The look of the movie is again worth calling out for how it rides a fine line between compelling and eerie. This applies especially to the look of the first kratt we see, which resembles a spider made of metal scraps - a special effect that's so impressive that I'd rather not know how it was accomplished - and the ghosts, who may just be people clad in white and lit differently, but they need no further visual enhancement. The soundtrack all but enhances the movie's fatalistic vibe, which besides black metal has tinges of folk and dark ambient. This sounds like the movie is incredibly depressing, but it actually manages to be very funny - albeit darkly - and at just the right times.
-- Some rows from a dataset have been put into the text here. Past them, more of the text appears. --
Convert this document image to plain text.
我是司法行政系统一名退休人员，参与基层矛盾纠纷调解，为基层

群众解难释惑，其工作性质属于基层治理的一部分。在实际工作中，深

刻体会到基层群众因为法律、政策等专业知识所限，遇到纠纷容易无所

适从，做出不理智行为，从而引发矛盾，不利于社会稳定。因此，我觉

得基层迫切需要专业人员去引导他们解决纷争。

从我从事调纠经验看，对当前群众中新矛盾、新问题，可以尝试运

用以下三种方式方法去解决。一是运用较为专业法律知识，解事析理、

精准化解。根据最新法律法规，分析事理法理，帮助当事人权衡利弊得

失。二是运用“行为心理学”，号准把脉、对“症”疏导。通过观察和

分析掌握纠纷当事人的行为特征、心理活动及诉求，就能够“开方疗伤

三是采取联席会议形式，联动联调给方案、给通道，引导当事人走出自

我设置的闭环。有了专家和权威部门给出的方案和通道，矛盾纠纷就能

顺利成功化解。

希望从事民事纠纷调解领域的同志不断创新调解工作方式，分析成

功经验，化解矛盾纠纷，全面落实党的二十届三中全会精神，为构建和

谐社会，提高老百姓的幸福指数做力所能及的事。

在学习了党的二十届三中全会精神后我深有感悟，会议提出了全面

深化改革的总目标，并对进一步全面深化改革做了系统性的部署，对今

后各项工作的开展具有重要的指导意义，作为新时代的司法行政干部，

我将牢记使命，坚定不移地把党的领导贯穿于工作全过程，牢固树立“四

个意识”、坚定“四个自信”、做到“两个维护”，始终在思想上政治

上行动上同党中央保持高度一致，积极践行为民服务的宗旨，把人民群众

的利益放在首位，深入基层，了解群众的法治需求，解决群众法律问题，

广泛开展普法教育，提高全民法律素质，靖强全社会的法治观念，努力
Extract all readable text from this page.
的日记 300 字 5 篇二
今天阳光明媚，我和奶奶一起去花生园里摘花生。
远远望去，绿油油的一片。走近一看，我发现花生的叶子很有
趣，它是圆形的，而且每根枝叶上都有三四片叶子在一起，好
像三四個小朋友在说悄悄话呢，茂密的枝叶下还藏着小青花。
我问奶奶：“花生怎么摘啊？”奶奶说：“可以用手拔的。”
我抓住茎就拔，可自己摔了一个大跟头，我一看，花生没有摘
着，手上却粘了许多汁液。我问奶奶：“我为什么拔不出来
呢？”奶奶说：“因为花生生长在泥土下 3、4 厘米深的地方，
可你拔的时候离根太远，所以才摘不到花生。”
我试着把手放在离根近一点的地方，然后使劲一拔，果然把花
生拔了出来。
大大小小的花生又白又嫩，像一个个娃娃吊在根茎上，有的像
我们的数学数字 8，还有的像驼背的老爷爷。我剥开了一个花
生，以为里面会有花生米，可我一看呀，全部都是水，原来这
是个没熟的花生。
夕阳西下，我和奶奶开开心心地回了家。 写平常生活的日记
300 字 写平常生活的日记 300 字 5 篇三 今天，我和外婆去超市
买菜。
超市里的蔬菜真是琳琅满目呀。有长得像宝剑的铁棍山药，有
I particularly liked a servant's convoluted justification for stealing a chest full of underwear and Jaan Tooming's flamboyant performance, which is my favorite in the movie, as The Devil.

As is typical with foreign films, especially ones from small countries, I felt out of the loop sometimes, such as when the movie mentions Estonia's history and its relationship with Germany. That is not a fault of the movie, though, but it's on me since I jumped in cold. It wouldn't hurt to get a primer on the country's history and its mythology before watching. I still found it to be an involving tale that's sometimes sad, sometimes scary, and sometimes funny about what happens when the only means to not only make one’s dreams come true, but also simply get through the day is to turn to witchcraft or make a trade with The Devil. Eventually, one of these deals is going to conflict with another.